QuorumPeer$QuorumServer@149] - Resolved hostname: node1.thegeekstuff.com to address: /192.168.101.1
FastLeaderElection@852] - Notification time out: 6400
[/192.168.101.1:3888:QuorumCnxManager$Listener@541] - Received connection request /192.168.101.2:56214
[WorkerReceiver[myid=1]:FastLeaderElection@600] - Notification: 1 (message format version), 2 (n.leader), 0x0 (n.zxid), 0x1 (n.round), LOOKING (n.state), 2 (n.sid), 0x0 (n.peerEpoch) LOOKING (my state)
[WorkerReceiver[myid=1]:FastLeaderElection@600] - Notification: 1 (message format version), 2 (n.leader), 0x0 (n.zxid), 0x1 (n.round), LOOKING (n.state), 1 (n.sid), 0x0 (n.peerEpoch) LOOKING (my state)
QuorumPeer@844] - FOLLOWING
Learner@86] - TCP NoDelay set to: true
Environment@100] - Server environment:zookeeper.version=3.4.9-1757313, built on 08/23/2016 06:50 GMT
Environment@100] - Server environment:host.name=node1.thegeekstuff.com
Environment@100] - Server environment:java.version=1.8.0_91
Environment@100] - Server environment:java.vendor=Oracle Corporation
Environment@100] - Server environment:java.home=/usr/lib/jvm/java-1.8.0-openjdk-1.8.0.91-0.b14.el7_2.x86_64/jre
Environment@100] - Server environment:java.class.path=zookeeper-3.4.9.jar:lib/log4j-1.2.16.jar:lib/slf4j-log4j12-1.6.1.jar:lib/slf4j-api-1.6.1.jar:conf
Environment@100] - Server environment:java.library.path=/usr/java/packages/lib/amd64:/usr/lib64:/lib64:/lib:/usr/lib
Environment@100] - Server environment:java.io.tmpdir=/tmp
Environment@100] - Server environment:java.compiler=NA
Environment@100] - Server environment:os.name=Linux
Environment@100] - Server environment:os.arch=amd64
Environment@100] - Server environment:os.version=3.10.0-327.18.2.el7.x86_64
Environment@100] - Server environment:user.name=root
Environment@100] - Server environment:user.home=/root
Environment@100] - Server environment:user.dir=/opt/zookeeper
ZooKeeperServer@173] - Created server with tickTime 2000 minSessionTimeout 4000 maxSessionTimeout 40000 datadir /var/zookeeper/version-2 snapdir /var/zookeeper/version-2
Follower@61] - FOLLOWING - LEADER ELECTION TOOK - 8869
QuorumPeer$QuorumServer@149] - Resolved hostname: node2.thegeekstuff.com to address: /192.168.101.2
QuorumPeer$QuorumServer@149] - Resolved hostname: node3.thegeekstuff.com to address: /192.168.101.3
Learner@326] - Getting a diff from the leader 0x0
FileTxnSnapLog@240] - Snapshotting: 0x0 to /var/zookeeper/version-2/snapshot.0
Add your comment

If you enjoyed this article, you might also like..
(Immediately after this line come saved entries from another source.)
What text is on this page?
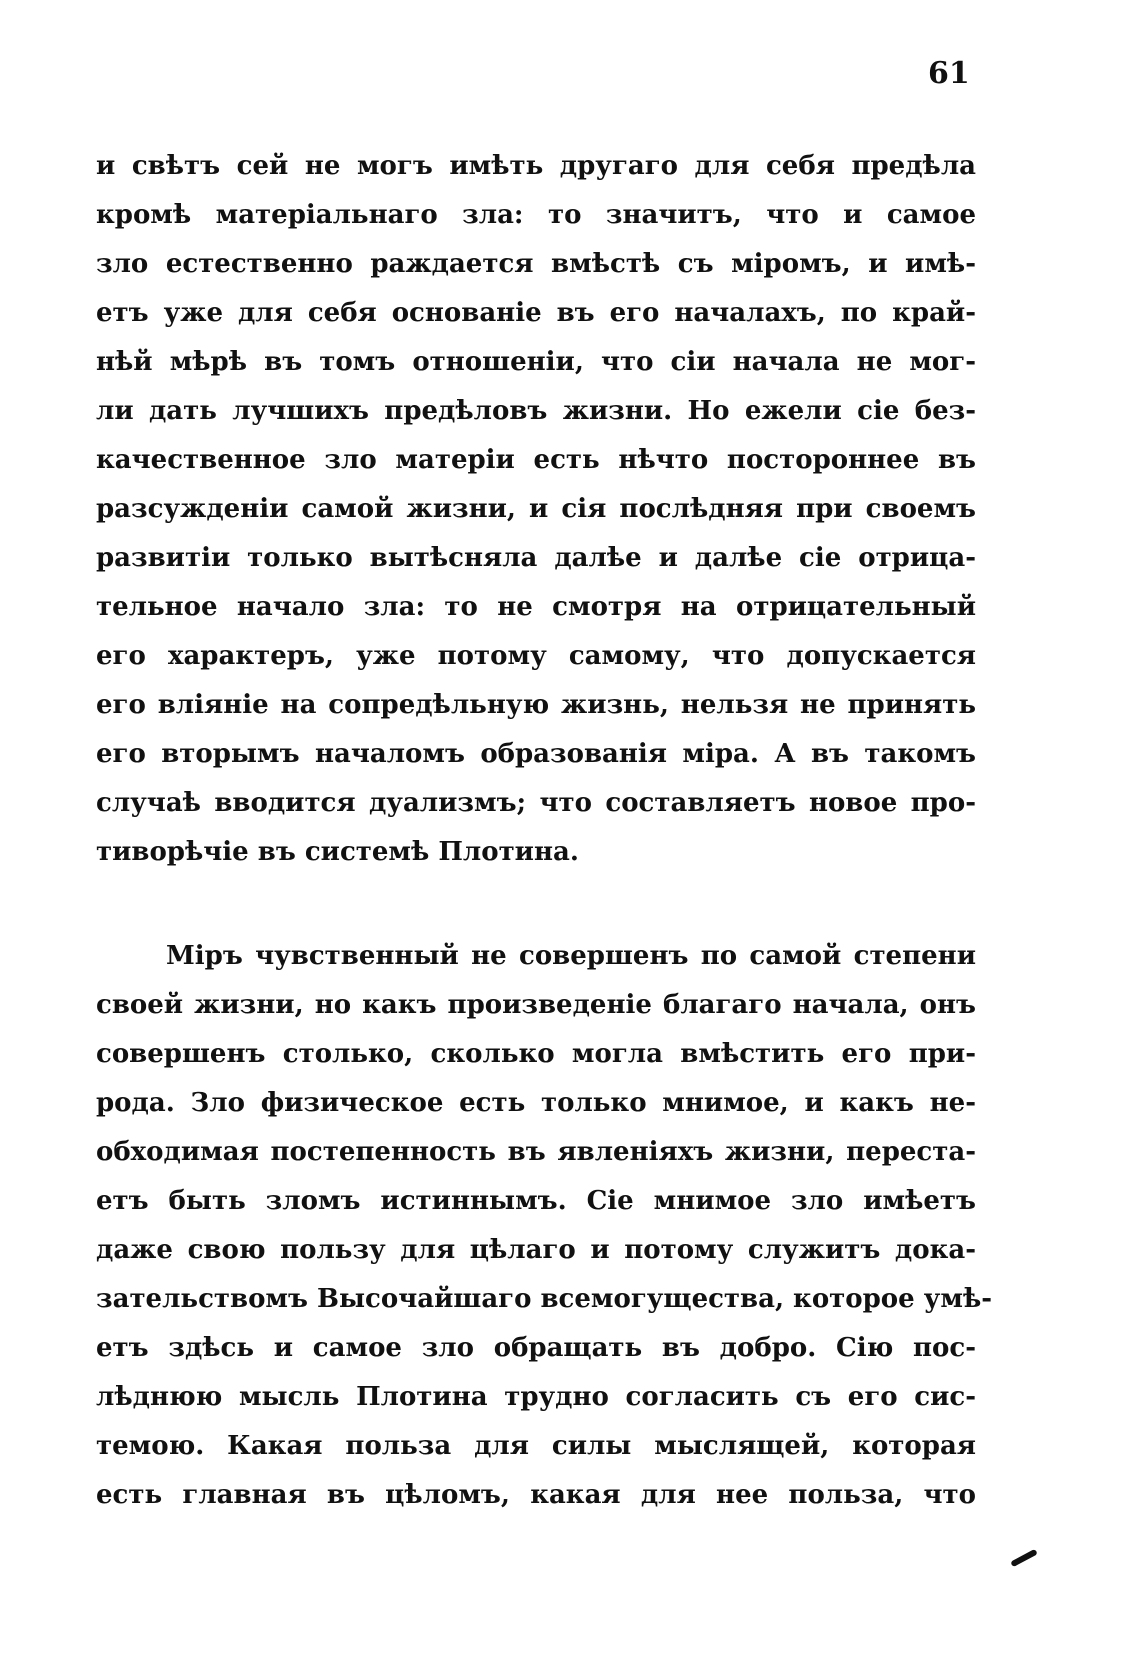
61
и свѣтъ сей не могъ имѣть другаго для себя предѣла
кромѣ матеріальнаго зла: то значитъ, что и самое
зло естественно раждается вмѣстѣ съ міромъ, и имѣ-
етъ уже для себя основаніе въ его началахъ, по край-
нѣй мѣрѣ въ томъ отношеніи, что сіи начала не мог-
ли дать лучшихъ предѣловъ жизни. Но ежели сіе без-
качественное зло матеріи есть нѣчто постороннее въ
разсужденіи самой жизни, и сія послѣдняя при своемъ
развитіи только вытѣсняла далѣе и далѣе сіе отрица-
тельное начало зла: то не смотря на отрицательный
его характеръ, уже потому самому, что допускается
его вліяніе на сопредѣльную жизнь, нельзя не принять
его вторымъ началомъ образованія міра. А въ такомъ
случаѣ вводится дуализмъ; что составляетъ новое про-
тиворѣчіе въ системѣ Плотина.
Міръ чувственный не совершенъ по самой степени
своей жизни, но какъ произведеніе благаго начала, онъ
совершенъ столько, сколько могла вмѣстить его при-
рода. Зло физическое есть только мнимое, и какъ не-
обходимая постепенность въ явленіяхъ жизни, переста-
етъ быть зломъ истиннымъ. Сіе мнимое зло имѣетъ
даже свою пользу для цѣлаго и потому служитъ дока-
зательствомъ Высочайшаго всемогущества, которое умѣ-
етъ здѣсь и самое зло обращать въ добро. Сію пос-
лѣднюю мысль Плотина трудно согласить съ его сис-
темою. Какая польза для силы мыслящей, которая
есть главная въ цѣломъ, какая для нее польза, что
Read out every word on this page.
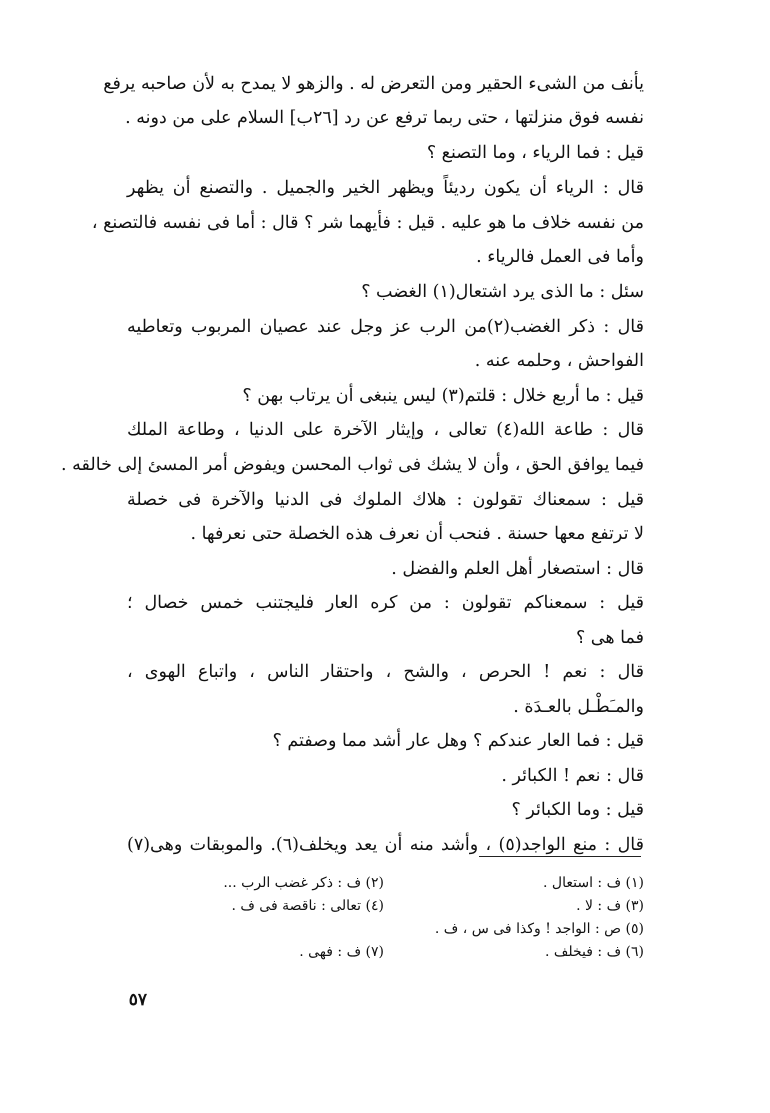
يأنف من الشىء الحقير ومن التعرض له . والزهو لا يمدح به لأن صاحبه يرفع
نفسه فوق منزلتها ، حتى ربما ترفع عن رد [٢٦ب] السلام على من دونه .
قيل : فما الرياء ، وما التصنع ؟
قال : الرياء أن يكون رديئاً ويظهر الخير والجميل . والتصنع أن يظهر
من نفسه خلاف ما هو عليه . قيل : فأيهما شر ؟ قال : أما فى نفسه فالتصنع ،
وأما فى العمل فالرياء .
سئل : ما الذى يرد اشتعال(١) الغضب ؟
قال : ذكر الغضب(٢)من الرب عز وجل عند عصيان المربوب وتعاطيه
الفواحش ، وحلمه عنه .
قيل : ما أربع خلال : قلتم(٣) ليس ينبغى أن يرتاب بهن ؟
قال : طاعة الله(٤) تعالى ، وإيثار الآخرة على الدنيا ، وطاعة الملك
فيما يوافق الحق ، وأن لا يشك فى ثواب المحسن ويفوض أمر المسئ إلى خالقه .
قيل : سمعناك تقولون : هلاك الملوك فى الدنيا والآخرة فى خصلة
لا ترتفع معها حسنة . فنحب أن نعرف هذه الخصلة حتى نعرفها .
قال : استصغار أهل العلم والفضل .
قيل : سمعناكم تقولون : من كره العار فليجتنب خمس خصال ؛
فما هى ؟
قال : نعم ! الحرص ، والشح ، واحتقار الناس ، واتباع الهوى ،
والمـَطْـل بالعـدَة .
قيل : فما العار عندكم ؟ وهل عار أشد مما وصفتم ؟
قال : نعم ! الكبائر .
قيل : وما الكبائر ؟
قال : منع الواجد(٥) ، وأشد منه أن يعد ويخلف(٦). والموبقات وهى(٧)
(١) ف : استعال .
(٢) ف : ذكر غضب الرب ...
(٣) ف : لا .
(٤) تعالى : ناقصة فى ف .
(٥) ص : الواجد ! وكذا فى س ، ف .
(٦) ف : فيخلف .
(٧) ف : فهى .
٥٧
  1. 50 Linux Sysadmin Tutorials
  2. 50 Most Frequently Used Linux Commands (With Examples)
  3. Top 25 Best Linux Performance Monitoring and Debugging Tools
  4. Mommy, I found it! – 15 Practical Linux Find Command Examples
  5. Linux 101 Hacks 2nd Edition eBook Linux 101 Hacks Book

Bash 101 Hacks Book Sed and Awk 101 Hacks Book Nagios Core 3 Book Vim 101 Hacks Book

Comments on this entry are closed.

  • Sankalp November 4, 2016, 6:33 am

    Thanks for sharing, this perfectly worked.
    I follows zookeeper website to setup but key things that I missed and found your article helpful were :-
    1. Copy zoo.cfg in all the follower zookeeper instances
    2. Start zookeeper on all followers after leader
    3. Create myid file for leader zookeeper as well and do entry there.

  • Güvenlik Kamera Sistemleri November 15, 2016, 6:37 am

    Thanks for sharing your nice experiences. It worked.

  • Sankalp January 18, 2017, 10:28 pm

    This is indeed helpful but is there a way in zookeeper to dynamically add nodes as plug and play ?
    IN The current setup we need to have cluster info beforehand.